B. Mitchel Reed
In a career that spanned four decades, B. Mitchel Reed roamed the wide world of radio formats and established himself as a standout in both Top 40 and its flip side, free-form FM rock. He began his radio career as a jazz announcer in Baltimore, Maryland, in the early 1950s, but his first fame came as a fast-talking deejay at KFWB in Los Angeles and WMCA in New York City (“I’m not talking too fast,” he once said, “you’re listening too slow”). By the time he moved to the pre-Top 40 KFWB, he was calling himself “the Boy on a Couch” and telling stories from sessions with his psychoanalyst between jazz cuts. When the station shifted to a rock-and-roll format, Reed became the rapid-fire “B.M.R.,” helping turn “Color Radio” into a success.

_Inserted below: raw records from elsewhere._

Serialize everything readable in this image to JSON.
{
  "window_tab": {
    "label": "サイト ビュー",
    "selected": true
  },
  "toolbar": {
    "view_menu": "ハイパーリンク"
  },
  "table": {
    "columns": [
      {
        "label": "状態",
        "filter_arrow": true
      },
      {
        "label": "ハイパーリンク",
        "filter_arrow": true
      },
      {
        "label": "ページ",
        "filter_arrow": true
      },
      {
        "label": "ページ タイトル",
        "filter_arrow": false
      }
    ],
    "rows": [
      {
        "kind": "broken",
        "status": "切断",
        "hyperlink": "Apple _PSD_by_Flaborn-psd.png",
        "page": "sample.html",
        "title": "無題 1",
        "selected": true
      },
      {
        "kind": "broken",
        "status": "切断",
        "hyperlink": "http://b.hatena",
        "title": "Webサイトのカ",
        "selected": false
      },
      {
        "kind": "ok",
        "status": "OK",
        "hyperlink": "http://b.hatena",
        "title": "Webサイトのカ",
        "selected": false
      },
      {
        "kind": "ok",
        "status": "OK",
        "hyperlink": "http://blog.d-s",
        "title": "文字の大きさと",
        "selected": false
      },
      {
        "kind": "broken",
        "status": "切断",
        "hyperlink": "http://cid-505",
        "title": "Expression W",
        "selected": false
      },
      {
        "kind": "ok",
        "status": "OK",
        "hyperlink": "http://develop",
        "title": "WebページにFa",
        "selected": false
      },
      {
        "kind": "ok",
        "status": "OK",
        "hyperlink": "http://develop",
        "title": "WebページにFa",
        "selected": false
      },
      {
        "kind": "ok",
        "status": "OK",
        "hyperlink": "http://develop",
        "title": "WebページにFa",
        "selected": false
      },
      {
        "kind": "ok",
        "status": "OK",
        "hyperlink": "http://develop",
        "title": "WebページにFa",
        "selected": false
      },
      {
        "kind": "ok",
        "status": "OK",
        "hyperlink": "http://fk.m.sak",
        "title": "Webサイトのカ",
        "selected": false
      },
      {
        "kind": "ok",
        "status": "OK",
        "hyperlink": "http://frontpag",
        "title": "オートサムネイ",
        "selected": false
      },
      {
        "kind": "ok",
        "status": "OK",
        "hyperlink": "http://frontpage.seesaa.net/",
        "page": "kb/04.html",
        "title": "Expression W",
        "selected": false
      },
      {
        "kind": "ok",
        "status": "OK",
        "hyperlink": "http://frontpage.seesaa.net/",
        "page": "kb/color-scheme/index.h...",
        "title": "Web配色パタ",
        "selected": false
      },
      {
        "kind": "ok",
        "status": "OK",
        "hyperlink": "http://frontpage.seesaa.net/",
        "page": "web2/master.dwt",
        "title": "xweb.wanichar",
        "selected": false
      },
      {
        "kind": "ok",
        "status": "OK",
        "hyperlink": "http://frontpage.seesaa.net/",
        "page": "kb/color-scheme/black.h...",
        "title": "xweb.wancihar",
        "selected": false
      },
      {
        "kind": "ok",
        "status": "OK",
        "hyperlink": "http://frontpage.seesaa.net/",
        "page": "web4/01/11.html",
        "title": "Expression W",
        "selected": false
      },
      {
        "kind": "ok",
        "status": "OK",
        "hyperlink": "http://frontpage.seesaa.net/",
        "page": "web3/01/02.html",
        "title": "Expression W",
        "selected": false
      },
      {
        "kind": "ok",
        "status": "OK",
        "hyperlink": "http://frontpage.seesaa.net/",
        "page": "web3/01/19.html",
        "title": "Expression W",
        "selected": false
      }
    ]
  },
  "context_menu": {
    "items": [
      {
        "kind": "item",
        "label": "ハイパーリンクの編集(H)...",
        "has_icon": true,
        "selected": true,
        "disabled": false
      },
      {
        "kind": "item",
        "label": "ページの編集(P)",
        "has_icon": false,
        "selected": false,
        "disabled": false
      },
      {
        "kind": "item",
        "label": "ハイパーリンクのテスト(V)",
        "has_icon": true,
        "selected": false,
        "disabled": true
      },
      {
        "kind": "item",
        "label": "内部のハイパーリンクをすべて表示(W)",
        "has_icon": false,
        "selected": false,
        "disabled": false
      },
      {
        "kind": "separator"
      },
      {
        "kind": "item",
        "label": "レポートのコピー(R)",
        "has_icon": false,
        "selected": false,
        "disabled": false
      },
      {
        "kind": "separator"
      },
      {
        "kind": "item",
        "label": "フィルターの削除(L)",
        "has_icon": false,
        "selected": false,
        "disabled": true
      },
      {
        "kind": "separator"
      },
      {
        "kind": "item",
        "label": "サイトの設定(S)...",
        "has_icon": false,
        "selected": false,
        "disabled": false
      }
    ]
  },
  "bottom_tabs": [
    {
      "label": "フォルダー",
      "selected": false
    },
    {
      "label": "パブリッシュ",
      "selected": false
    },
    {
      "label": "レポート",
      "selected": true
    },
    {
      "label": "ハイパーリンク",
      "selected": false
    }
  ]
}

After five years at KFWB he accepted an offer from WMCA, duplicated his success in New York City, and returned to California. There he helped pioneer underground radio—first at KPPC in Pasadena, then most prominently at KMET, the “Mighty Met,” in Los Angeles. Reed decelerated his delivery to a jazz tempo and took a warm, conversational approach. Just as listeners had accepted his switch from mellow to manic in the late 1950s, so they welcomed his reversal a decade later. KMET went on to give KHJ, “Boss Radio,” its first strong challenger. A new generation of rock music and a new form of radio had arrived on stereo FM.